India's advertising market outlook is the brightest in Asia, as the country's media and entertainment business is expected to generate an annual spending growth rate of 19 percent through 2012, even higher than China's predicted 15 percent, consulting firm PricewaterhouseCoopers has predicted, the International Herald Tribune reported.
Most of the big names in Western ad agencies have been operating in India for years, but they now face new competition from smaller agencies. At least four boutique firms have recently opened, or announced plans to open, offices in India, including Portland-based Wieden + Kennedy, London-based Bartle Bogle Hegarty and Naked Communications, and New York-based StrawberryFrog.
These new players are trying to keep up with big advertisers, who are shifting more of their budgets to India and other fast-growing markets in Asia, and away from Western Europe and the United States, where economies are weakening, the IHT reported.
Marketers are aggressively trying new ways to reach Indian consumers, with different global media groups constantly expanding in the country. For example, last week News Corp. announced plans to spend US$100 million to start six new television channels in India.
However, the proliferation of media outlets also set the entry barrier much higher for individual brands to break through, which new businesses say they welcome.

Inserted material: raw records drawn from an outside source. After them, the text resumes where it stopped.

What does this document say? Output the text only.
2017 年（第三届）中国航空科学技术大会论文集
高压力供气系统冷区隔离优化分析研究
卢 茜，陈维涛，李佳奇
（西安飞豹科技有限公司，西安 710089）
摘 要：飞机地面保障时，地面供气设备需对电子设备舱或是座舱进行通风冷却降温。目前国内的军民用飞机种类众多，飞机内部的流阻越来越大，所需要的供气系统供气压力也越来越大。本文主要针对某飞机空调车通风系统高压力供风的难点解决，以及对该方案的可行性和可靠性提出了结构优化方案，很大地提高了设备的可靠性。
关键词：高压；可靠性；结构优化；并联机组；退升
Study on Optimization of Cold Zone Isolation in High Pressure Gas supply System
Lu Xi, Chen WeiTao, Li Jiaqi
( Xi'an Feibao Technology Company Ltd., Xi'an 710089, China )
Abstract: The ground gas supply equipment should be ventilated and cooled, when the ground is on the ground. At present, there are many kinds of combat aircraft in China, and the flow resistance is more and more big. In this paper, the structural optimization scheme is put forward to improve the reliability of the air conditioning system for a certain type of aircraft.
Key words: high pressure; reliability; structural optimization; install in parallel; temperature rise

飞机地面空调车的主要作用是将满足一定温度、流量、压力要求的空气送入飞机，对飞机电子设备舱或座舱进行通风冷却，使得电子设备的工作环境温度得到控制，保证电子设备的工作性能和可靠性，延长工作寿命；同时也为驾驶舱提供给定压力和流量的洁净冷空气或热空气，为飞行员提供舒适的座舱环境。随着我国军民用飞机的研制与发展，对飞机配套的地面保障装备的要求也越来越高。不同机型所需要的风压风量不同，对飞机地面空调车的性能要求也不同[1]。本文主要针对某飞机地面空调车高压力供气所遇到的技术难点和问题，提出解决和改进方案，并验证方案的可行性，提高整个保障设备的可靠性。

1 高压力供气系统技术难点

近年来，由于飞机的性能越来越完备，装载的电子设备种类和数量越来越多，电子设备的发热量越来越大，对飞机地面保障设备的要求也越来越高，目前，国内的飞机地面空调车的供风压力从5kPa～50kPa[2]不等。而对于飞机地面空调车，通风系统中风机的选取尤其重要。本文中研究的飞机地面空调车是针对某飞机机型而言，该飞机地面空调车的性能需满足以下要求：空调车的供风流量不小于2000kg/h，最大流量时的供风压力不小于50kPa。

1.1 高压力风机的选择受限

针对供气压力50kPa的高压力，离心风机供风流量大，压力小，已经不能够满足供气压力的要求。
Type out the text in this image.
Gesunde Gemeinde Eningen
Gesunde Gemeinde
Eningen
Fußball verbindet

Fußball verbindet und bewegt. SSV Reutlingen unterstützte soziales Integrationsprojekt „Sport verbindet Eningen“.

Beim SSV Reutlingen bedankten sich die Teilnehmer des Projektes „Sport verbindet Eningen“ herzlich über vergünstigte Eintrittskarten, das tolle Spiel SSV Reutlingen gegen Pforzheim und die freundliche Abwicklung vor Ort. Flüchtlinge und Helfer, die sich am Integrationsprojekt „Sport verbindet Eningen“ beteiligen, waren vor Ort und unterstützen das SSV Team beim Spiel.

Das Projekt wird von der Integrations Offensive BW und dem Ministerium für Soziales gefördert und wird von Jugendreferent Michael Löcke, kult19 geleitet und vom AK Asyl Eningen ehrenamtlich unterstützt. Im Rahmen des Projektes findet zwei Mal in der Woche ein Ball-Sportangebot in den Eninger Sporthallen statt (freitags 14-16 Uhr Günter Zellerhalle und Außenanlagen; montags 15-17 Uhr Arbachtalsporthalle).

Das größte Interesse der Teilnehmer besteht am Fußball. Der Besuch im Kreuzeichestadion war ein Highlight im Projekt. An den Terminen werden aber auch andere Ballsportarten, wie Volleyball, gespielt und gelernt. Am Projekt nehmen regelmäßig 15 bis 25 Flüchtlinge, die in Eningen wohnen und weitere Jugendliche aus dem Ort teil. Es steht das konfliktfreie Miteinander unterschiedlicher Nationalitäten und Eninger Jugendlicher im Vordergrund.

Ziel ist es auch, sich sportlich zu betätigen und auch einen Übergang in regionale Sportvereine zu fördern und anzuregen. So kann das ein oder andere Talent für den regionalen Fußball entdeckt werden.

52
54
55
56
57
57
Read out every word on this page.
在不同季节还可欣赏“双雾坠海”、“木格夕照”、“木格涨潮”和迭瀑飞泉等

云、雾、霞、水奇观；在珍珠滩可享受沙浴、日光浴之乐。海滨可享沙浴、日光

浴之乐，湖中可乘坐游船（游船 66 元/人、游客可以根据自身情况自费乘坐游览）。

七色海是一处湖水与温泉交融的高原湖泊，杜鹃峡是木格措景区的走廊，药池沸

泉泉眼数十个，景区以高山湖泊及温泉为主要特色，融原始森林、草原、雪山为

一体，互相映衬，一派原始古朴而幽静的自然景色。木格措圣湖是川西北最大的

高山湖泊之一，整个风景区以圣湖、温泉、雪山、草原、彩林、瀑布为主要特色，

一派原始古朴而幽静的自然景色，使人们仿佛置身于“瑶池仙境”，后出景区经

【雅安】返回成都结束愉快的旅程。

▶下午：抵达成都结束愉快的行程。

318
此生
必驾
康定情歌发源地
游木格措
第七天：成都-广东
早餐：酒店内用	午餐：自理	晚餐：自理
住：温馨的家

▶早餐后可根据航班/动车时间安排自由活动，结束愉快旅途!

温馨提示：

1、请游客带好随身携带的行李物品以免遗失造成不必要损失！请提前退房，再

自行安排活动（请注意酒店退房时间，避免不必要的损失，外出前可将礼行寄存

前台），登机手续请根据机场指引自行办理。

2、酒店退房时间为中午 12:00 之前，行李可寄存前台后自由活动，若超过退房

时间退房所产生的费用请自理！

“The media fragmentation that happened in Europe and the U.S. is happening there now. That gives us an opportunity,” said Scott Goodson, chief executive of StrawberryFrog, according to the IHT.
In the past, Indian manufacturers and retailers were mostly concerned with getting products into stores at low prices that consumers could afford. At that time, advertising was almost rudimentary, sometimes just adapted from the original international campaigns, the IHT reported.
Recently, however, marketers are trying to establish a long term relationship with consumers, rather than just to clear the latest inventories.
“The influx of the small agencies also reflects deeper changes in India, as a more sophisticated, consumer-oriented economy takes shape,” Anant Rangaswami, editor of advertising trade publication Campaign India, told the IHT. “The ambitions of young Indian entrepreneurs has changed ... they want to start brands afresh.”